57Soweit insofern argumentiert wird, dass die Bedeutung der Verfahrenseinleitung es notwendig mache, den Kreis der dazu berechtigten Personen zu beschränken, kommt eine solche – durchaus nachvollziehbare – Erwägung hinsichtlich der Verfahrenseinleitung im Gesetzes- und Verordnungswortlaut nicht zum Ausdruck.

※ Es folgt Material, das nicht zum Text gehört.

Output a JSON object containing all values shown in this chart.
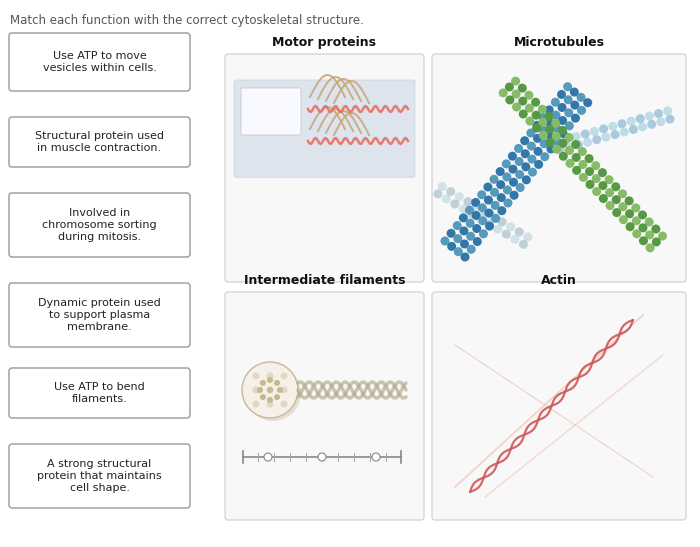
{
  "title": "Match each function with the correct cytoskeletal structure.",
  "left_boxes": [
    "Use ATP to move\nvesicles within cells.",
    "Structural protein used\nin muscle contraction.",
    "Involved in\nchromosome sorting\nduring mitosis.",
    "Dynamic protein used\nto support plasma\nmembrane.",
    "Use ATP to bend\nfilaments.",
    "A strong structural\nprotein that maintains\ncell shape."
  ],
  "image_titles": [
    "Motor proteins",
    "Microtubules",
    "Intermediate filaments",
    "Actin"
  ],
  "bg_color": "#ffffff",
  "box_bg": "#ffffff",
  "box_border": "#999999",
  "title_color": "#555555",
  "text_color": "#222222",
  "img_bg": "#f8f8f8",
  "img_border": "#cccccc"
}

58Auch systematische Erwägungen deuten nicht auf eine grundsätzliche Einschränkung der behördeninternen Delegationsmöglichkeit hin. In § 32 Abs. 5 Satz 1 LDG NRW ist ausdrücklich für die Abschlussentscheidung geregelt, dass diese allein von der oder dem Dienstvorgesetzten, deren oder dessen allgemeiner Vertreterin oder allgemeinem Vertreter oder der Leiterin oder dem Leiter der für Personalangelegenheiten zuständigen Abteilung zu unterzeichnen ist. Hinsichtlich der Verfahrenseinleitung fehlt es an einer entsprechenden Regelung. Dass dies eine planwidrige Regelungslücke darstellte, die eine analoge Anwendung der die Abschlussentscheidung betreffenden Regelungen auf die Verfahrenseinleitung ermöglichen könnte, ist nicht ersichtlich. Vielmehr steht eine bewusst unterschiedliche Behandlung von Verfahrenseinleitung und -abschluss durch den Gesetzgeber in Rede, die auch darin zum Ausdruck kommt, dass die Einleitung in bewusster Abkehr von der früheren Rechtslage (vgl. § 33 Satz 3 Do NRW) lediglich aktenkundig zu machen ist (§ 17 Abs. 1 Satz 3 LDG NRW), während die Abschlussentscheidung einer Unterzeichnung bedarf. Weil der Gesetzgeber mit § 17 Abs. 1 Satz 3 LDG NRW nach der Gesetzesbegründung –
59s. Gesetzentwurf der Landesregierung vom 29. März 2004, LT-Drucks. 13/5220 S. 86 –
60ausdrücklich „eine bisher in § 26 DO NW vorhandene Lücke“ geschlossen hat, ohne dabei die dem § 32 Abs. 5 LDG NRW entsprechenden Anforderungen zu stellen, ist für dessen entsprechende Anwendung kein Raum.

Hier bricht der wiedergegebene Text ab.